Monday, November 21, 2011

Where Do You Keep Your Crazy Pills?

There is a pharmacy up the street from us that K has decided to boycott because a few months ago they ripped out all their cash registers and replaced them with self-service machines. Given that I prefer as little human contact as possible in most retail situations, I was all for the automation and have continued to patronise the place. But after tonight's shopping experience, I get the impression there is likely to be an 8x10 photograph of yours truly posted up around the place. Good grief.

I was walking back from the gym, rocking out to my old lady radio station on my iPod and I headed into the pharmacy. I had only brought $20 with me, so I relied on my superior mathematical skills to instruct me when to stop shopping and cash out. You are already seeing my problem, aren't you? Arms loaded with stuff, I headed for the faceless automaton check-out and started scanning. Bleep, bleep, bleep - the purchases whooshed through.

Then we stalled. The scanner couldn't read the bodywash barcode. Or, more accurately, wouldn't read the bodywash barcode. The machine disputed that I had put it in the bag. "Incorrect weight", it kept saying. I took the bodywash out of the bag; I put it back into the bag. "Incorrect weight", the machine insisted. I tried to ignore the message and scan my Diet Coke instead. The machine was not having any of that. It had clearly dealt with humans trying to circumvent its authority before. I huffed and puffed, and made a none-too-subtle comment under my breath about the state of the universe when a machine won't even let you buy bodywash. And just at the point where I was going to squirt bodywash all over the machine's circuitry, a ridgey-didge staff member came over to help me. He possessed the magic credit card override thingy that told the machine to scan the freaking bodywash and get over it.

But the machine was not going to back down easily. As Human Being stood idly by, I scanned my extra purchases. The machine stubbornly refused to acknowledge my toilet paper, hand soap or chewing gum. One by one, Human Being swooshed his increasingly unimpressive credit card override thingy at the machine until (finally) all my purchases were in the bag. We looked at the computer screen.

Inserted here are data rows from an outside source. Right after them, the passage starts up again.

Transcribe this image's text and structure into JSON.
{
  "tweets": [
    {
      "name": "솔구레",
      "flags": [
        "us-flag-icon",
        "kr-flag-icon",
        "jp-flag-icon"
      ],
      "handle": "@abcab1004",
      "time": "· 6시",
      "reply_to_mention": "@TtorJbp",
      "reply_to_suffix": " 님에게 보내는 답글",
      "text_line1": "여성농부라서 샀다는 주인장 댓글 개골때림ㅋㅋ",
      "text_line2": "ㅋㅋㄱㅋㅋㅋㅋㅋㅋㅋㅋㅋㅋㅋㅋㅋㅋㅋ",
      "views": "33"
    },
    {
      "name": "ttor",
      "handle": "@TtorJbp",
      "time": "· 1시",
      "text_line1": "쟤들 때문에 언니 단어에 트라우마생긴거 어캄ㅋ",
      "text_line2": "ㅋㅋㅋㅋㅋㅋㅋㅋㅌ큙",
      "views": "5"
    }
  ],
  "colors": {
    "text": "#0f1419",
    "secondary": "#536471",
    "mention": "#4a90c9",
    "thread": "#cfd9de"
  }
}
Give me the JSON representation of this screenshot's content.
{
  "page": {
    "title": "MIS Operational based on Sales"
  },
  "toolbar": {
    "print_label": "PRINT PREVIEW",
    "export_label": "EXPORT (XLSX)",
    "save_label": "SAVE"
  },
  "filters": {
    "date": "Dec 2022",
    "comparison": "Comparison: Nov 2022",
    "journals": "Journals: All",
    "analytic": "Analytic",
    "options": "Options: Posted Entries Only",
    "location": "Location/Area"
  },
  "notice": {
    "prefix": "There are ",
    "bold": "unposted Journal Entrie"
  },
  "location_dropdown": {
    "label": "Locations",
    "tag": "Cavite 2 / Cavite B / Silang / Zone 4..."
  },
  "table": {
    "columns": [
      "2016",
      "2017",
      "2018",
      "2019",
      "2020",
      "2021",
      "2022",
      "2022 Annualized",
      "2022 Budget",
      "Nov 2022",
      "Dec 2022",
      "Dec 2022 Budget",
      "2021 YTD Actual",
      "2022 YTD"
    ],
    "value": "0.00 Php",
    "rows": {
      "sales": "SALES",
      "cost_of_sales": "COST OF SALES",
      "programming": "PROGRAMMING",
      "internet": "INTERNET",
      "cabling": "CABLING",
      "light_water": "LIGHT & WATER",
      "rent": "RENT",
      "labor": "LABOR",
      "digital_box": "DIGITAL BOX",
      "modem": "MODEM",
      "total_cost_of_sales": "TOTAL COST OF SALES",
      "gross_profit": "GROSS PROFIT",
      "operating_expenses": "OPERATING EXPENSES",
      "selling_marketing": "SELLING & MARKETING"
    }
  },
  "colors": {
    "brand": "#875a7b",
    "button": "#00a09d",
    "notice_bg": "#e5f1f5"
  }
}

The smug electronic bastard decided to charge me $20.95. I could almost hear it laughing; mocking me. As Human Being became absorbed in studying his shoes, or the ceiling, or anything else that wasn't me, I huffed and puffed some more and tore into my shopping bag to remove whatever item I could not apparently afford. Grabbing the first thing to hand, I hurled it off to the side and narrowed my eyes into slits at the machine.

Trying to salvage whatever suggestion of sanity I could, I thanked Human Being profusely for helping me defeat a smartass computer. Human Being did his best not to page the pharmacist.

It wasn't until I scurried off into the night that I realised that the item I'd surrendered was the toilet paper - the one thing I actually went shopping for in the first place.

3 comments:

Anonymous said...

In that case I'm glad you kept the body wash.

Coco cooks said...

LOL. I hate those machines. Thy still pay ppl to hover so why don't they just ring it up and bag it?

Kate said...

Now you understand why I have boycotted the stupid place. I can't deal with those ridiculous machines and I feel bad for all the useless people that used to have jobs there and are surely unemployable anywhere else!